Le collaboratoire CHANCE a comme objectif de faire de la recherche innovante, mais aussi de produire des données qui permettent de faire des recommandations en matière de prévention.
Mme Kairouz précise que le centre de recherche pourra accueillir des partenaires qui font de la prévention et du traitement, ainsi que des décideurs.
«Au lieu de faire des recommandations écrites toutes sobres, on va les inviter à venir participer avec nous, donc collaborer avec nous tout au long de nos projets», fait-elle valoir.
À la limite du jeu vidéo et du jeu de hasard
Remarque-t-on une différence sociale entre les personnes qui jouent à des jeux numériques sur des consoles en comparaison avec celles qui jouent sur leur cellulaire?
La professeure Kairouz explique qu'en matière de lieux physiques, des études montrent qu'un effet de groupe peut contrôler le comportement du joueur. Toutefois, de premières observations ont permis de constater que des espaces comme celui de la Zone peuvent banaliser les jeux de hasard et d'argent, notamment avec la présence d'écrans et le fait que les gains soient fêtés, dit Mme Kairouz. Elle précise que ce deuxième aspect sera à explorer.

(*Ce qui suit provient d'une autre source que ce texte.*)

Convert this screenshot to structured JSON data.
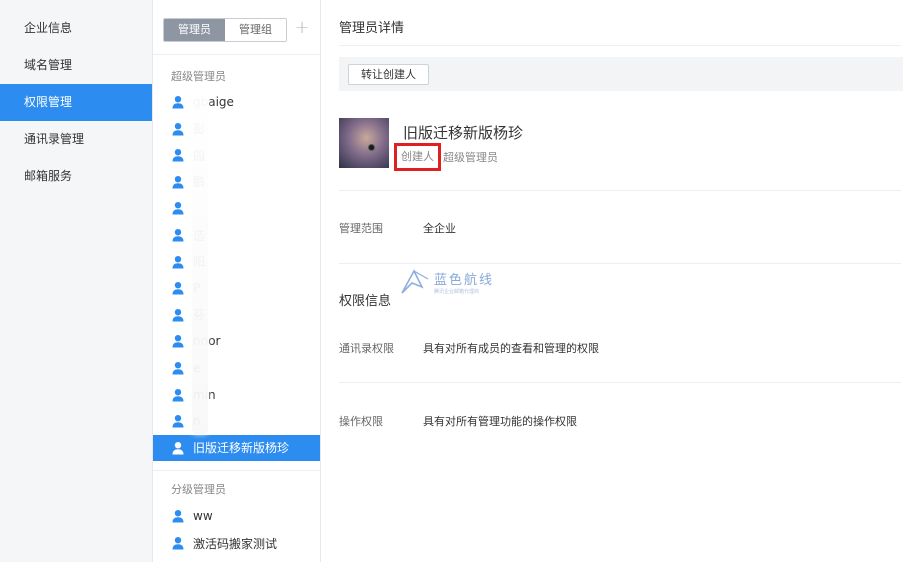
{
  "nav": {
    "items": [
      {
        "label": "企业信息",
        "active": false
      },
      {
        "label": "域名管理",
        "active": false
      },
      {
        "label": "权限管理",
        "active": true
      },
      {
        "label": "通讯录管理",
        "active": false
      },
      {
        "label": "邮箱服务",
        "active": false
      }
    ]
  },
  "list": {
    "tabs": [
      {
        "label": "管理员",
        "active": true
      },
      {
        "label": "管理组",
        "active": false
      }
    ],
    "add_label": "+",
    "super_title": "超级管理员",
    "super_admins": [
      {
        "name": "gbaige"
      },
      {
        "name": "彭"
      },
      {
        "name": "园"
      },
      {
        "name": "鹏"
      },
      {
        "name": ""
      },
      {
        "name": "造"
      },
      {
        "name": "阳"
      },
      {
        "name": "P"
      },
      {
        "name": "芬"
      },
      {
        "name": "nnor"
      },
      {
        "name": "e"
      },
      {
        "name": "min"
      },
      {
        "name": "n"
      },
      {
        "name": "旧版迁移新版杨珍",
        "active": true
      }
    ],
    "sub_title": "分级管理员",
    "sub_admins": [
      {
        "name": "ww"
      },
      {
        "name": "激活码搬家测试"
      }
    ]
  },
  "detail": {
    "title": "管理员详情",
    "transfer_label": "转让创建人",
    "admin_name": "旧版迁移新版杨珍",
    "creator_tag": "创建人",
    "role": "超级管理员",
    "scope_label": "管理范围",
    "scope_value": "全企业",
    "perm_title": "权限信息",
    "contacts_label": "通讯录权限",
    "contacts_value": "具有对所有成员的查看和管理的权限",
    "ops_label": "操作权限",
    "ops_value": "具有对所有管理功能的操作权限"
  },
  "watermark": {
    "text": "蓝色航线",
    "sub": "腾讯企业邮箱代理商"
  },
  "colors": {
    "accent": "#2d8cf0",
    "highlight_box": "#e02020"
  },
  "icons": {
    "person": "person-icon",
    "add": "plus-icon"
  }
}
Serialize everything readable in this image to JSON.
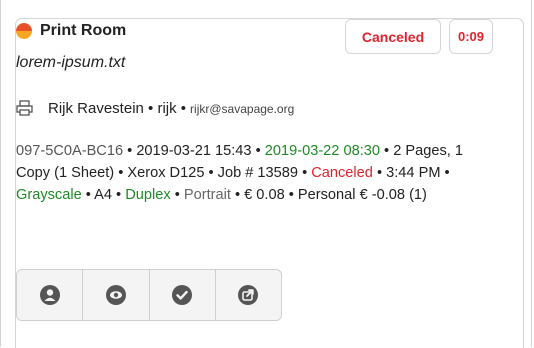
{
  "card": {
    "title": "Print Room",
    "status_badge": "Canceled",
    "time_badge": "0:09",
    "filename": "lorem-ipsum.txt",
    "user": {
      "name_line": "Rijk Ravestein • rijk •",
      "email": "rijkr@savapage.org"
    },
    "details": {
      "doc_id": "097-5C0A-BC16",
      "sep": " • ",
      "created": "2019-03-21 15:43",
      "expires": "2019-03-22 08:30",
      "pages": "2 Pages, 1 Copy (1 Sheet)",
      "printer": "Xerox D125",
      "job": "Job # 13589",
      "state": "Canceled",
      "state_time": "3:44 PM",
      "color_mode": "Grayscale",
      "paper": "A4",
      "duplex": "Duplex",
      "orientation": "Portrait",
      "cost": "€ 0.08",
      "account": "Personal € -0.08 (1)"
    },
    "toolbar": [
      {
        "icon": "user-icon"
      },
      {
        "icon": "eye-icon"
      },
      {
        "icon": "check-icon"
      },
      {
        "icon": "share-icon"
      }
    ]
  },
  "colors": {
    "accent_red": "#e0242c",
    "accent_green": "#1e8a26",
    "status_orange": "#e8522a"
  }
}
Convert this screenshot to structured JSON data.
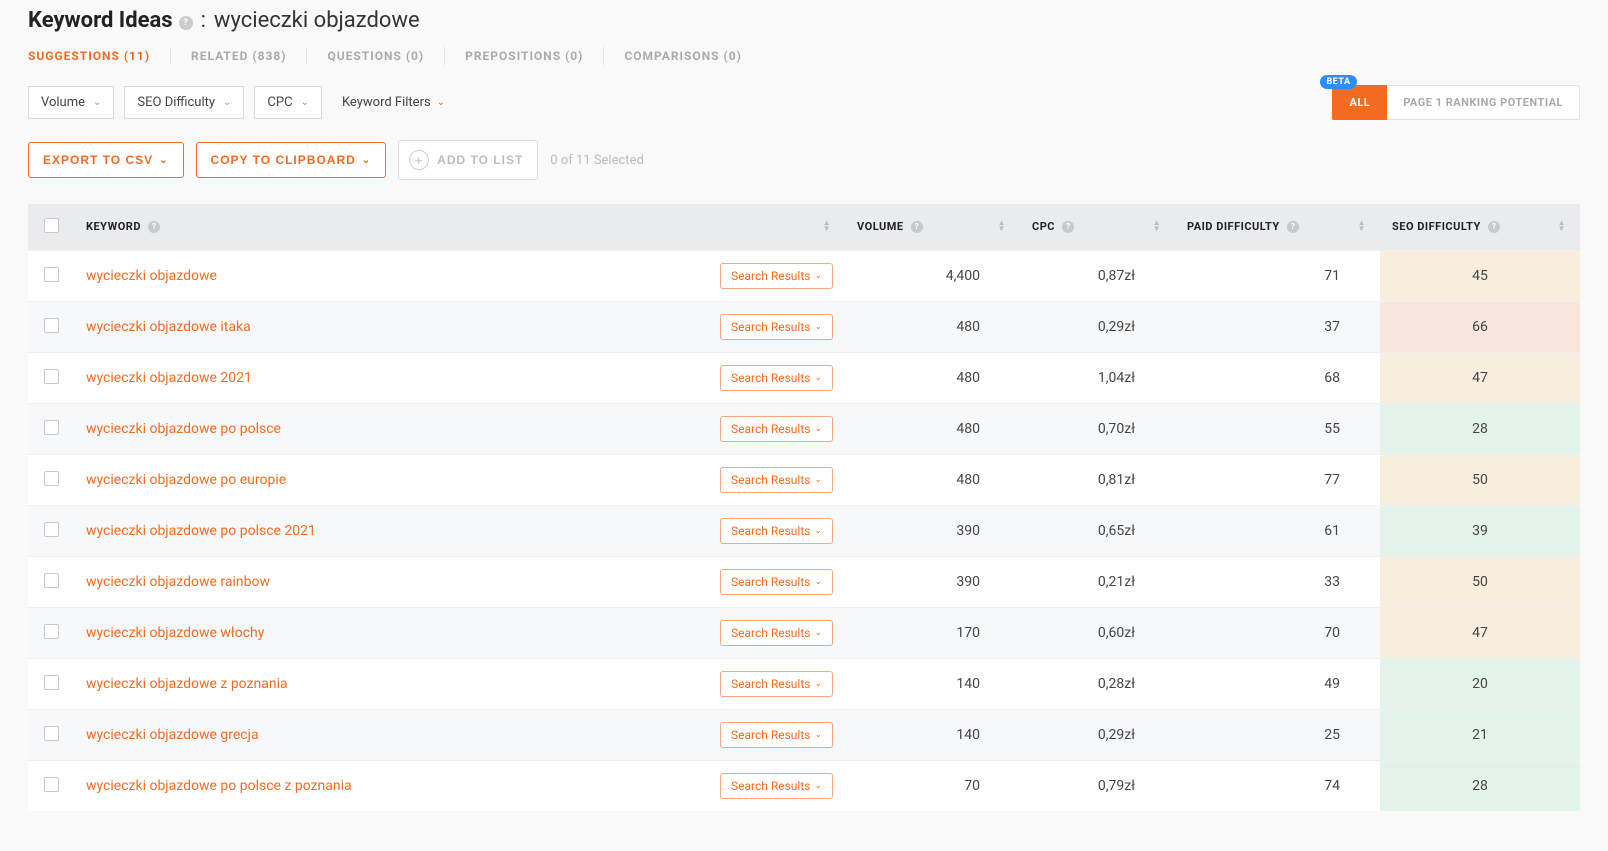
{
  "header": {
    "title": "Keyword Ideas",
    "query": "wycieczki objazdowe"
  },
  "tabs": [
    {
      "label": "SUGGESTIONS (11)",
      "active": true
    },
    {
      "label": "RELATED (838)"
    },
    {
      "label": "QUESTIONS (0)"
    },
    {
      "label": "PREPOSITIONS (0)"
    },
    {
      "label": "COMPARISONS (0)"
    }
  ],
  "filters": {
    "volume": "Volume",
    "seo_diff": "SEO Difficulty",
    "cpc": "CPC",
    "keyword_filters": "Keyword Filters"
  },
  "beta_label": "BETA",
  "toggle": {
    "all": "ALL",
    "ranking_potential": "PAGE 1 RANKING POTENTIAL"
  },
  "actions": {
    "export_csv": "EXPORT TO CSV",
    "copy_clipboard": "COPY TO CLIPBOARD",
    "add_to_list": "ADD TO LIST",
    "selected": "0 of 11 Selected"
  },
  "columns": {
    "keyword": "KEYWORD",
    "volume": "VOLUME",
    "cpc": "CPC",
    "paid": "PAID DIFFICULTY",
    "seo": "SEO DIFFICULTY"
  },
  "search_results_btn": "Search Results",
  "rows": [
    {
      "kw": "wycieczki objazdowe",
      "vol": "4,400",
      "cpc": "0,87zł",
      "paid": "71",
      "seo": "45",
      "seo_tone": "amber"
    },
    {
      "kw": "wycieczki objazdowe itaka",
      "vol": "480",
      "cpc": "0,29zł",
      "paid": "37",
      "seo": "66",
      "seo_tone": "peach"
    },
    {
      "kw": "wycieczki objazdowe 2021",
      "vol": "480",
      "cpc": "1,04zł",
      "paid": "68",
      "seo": "47",
      "seo_tone": "amber"
    },
    {
      "kw": "wycieczki objazdowe po polsce",
      "vol": "480",
      "cpc": "0,70zł",
      "paid": "55",
      "seo": "28",
      "seo_tone": "green"
    },
    {
      "kw": "wycieczki objazdowe po europie",
      "vol": "480",
      "cpc": "0,81zł",
      "paid": "77",
      "seo": "50",
      "seo_tone": "amber"
    },
    {
      "kw": "wycieczki objazdowe po polsce 2021",
      "vol": "390",
      "cpc": "0,65zł",
      "paid": "61",
      "seo": "39",
      "seo_tone": "green"
    },
    {
      "kw": "wycieczki objazdowe rainbow",
      "vol": "390",
      "cpc": "0,21zł",
      "paid": "33",
      "seo": "50",
      "seo_tone": "amber"
    },
    {
      "kw": "wycieczki objazdowe włochy",
      "vol": "170",
      "cpc": "0,60zł",
      "paid": "70",
      "seo": "47",
      "seo_tone": "amber"
    },
    {
      "kw": "wycieczki objazdowe z poznania",
      "vol": "140",
      "cpc": "0,28zł",
      "paid": "49",
      "seo": "20",
      "seo_tone": "green"
    },
    {
      "kw": "wycieczki objazdowe grecja",
      "vol": "140",
      "cpc": "0,29zł",
      "paid": "25",
      "seo": "21",
      "seo_tone": "green"
    },
    {
      "kw": "wycieczki objazdowe po polsce z poznania",
      "vol": "70",
      "cpc": "0,79zł",
      "paid": "74",
      "seo": "28",
      "seo_tone": "green"
    }
  ]
}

La chercheuse indique toutefois qu'il est clair que de plus grandes dépenses sont recensées sur les jeux sur les téléphones cellulaires et que les gens y passent plus de temps.
«Le jeu en ligne a cette caractéristique-là de vraiment permettre plus facilement l'immersion et la perte de contrôle. Ça, les données sont claires», affirme-t-elle.
Mme Kairouz participe également à l'organisation d'un colloque qui aura lieu les 8 et 9 mai prochains, dans le cadre du 92e congrès de l'Acfas. Le colloque «Digitalisation, consommation et addiction» se penchera notamment sur des jeux de hasard et d'argent qui reprennent des codes des jeux vidéos, ce qui les rend encore plus attrayants.
Le colloque s'attardera aussi à des jeux numériques hybrides, qui sont gratuits et accessibles, mais qui incorporent des mécaniques de jeux de hasard, souligne la chercheuse, qui précise que ces jeux appellent éventuellement le joueur à devoir dépenser de l’argent.
Le colloque est également réalisé en collaboration avec l'Université Laval, ainsi que le Centre hospitalier universitaire vaudois et l'Université de Lausanne, situés en Suisse.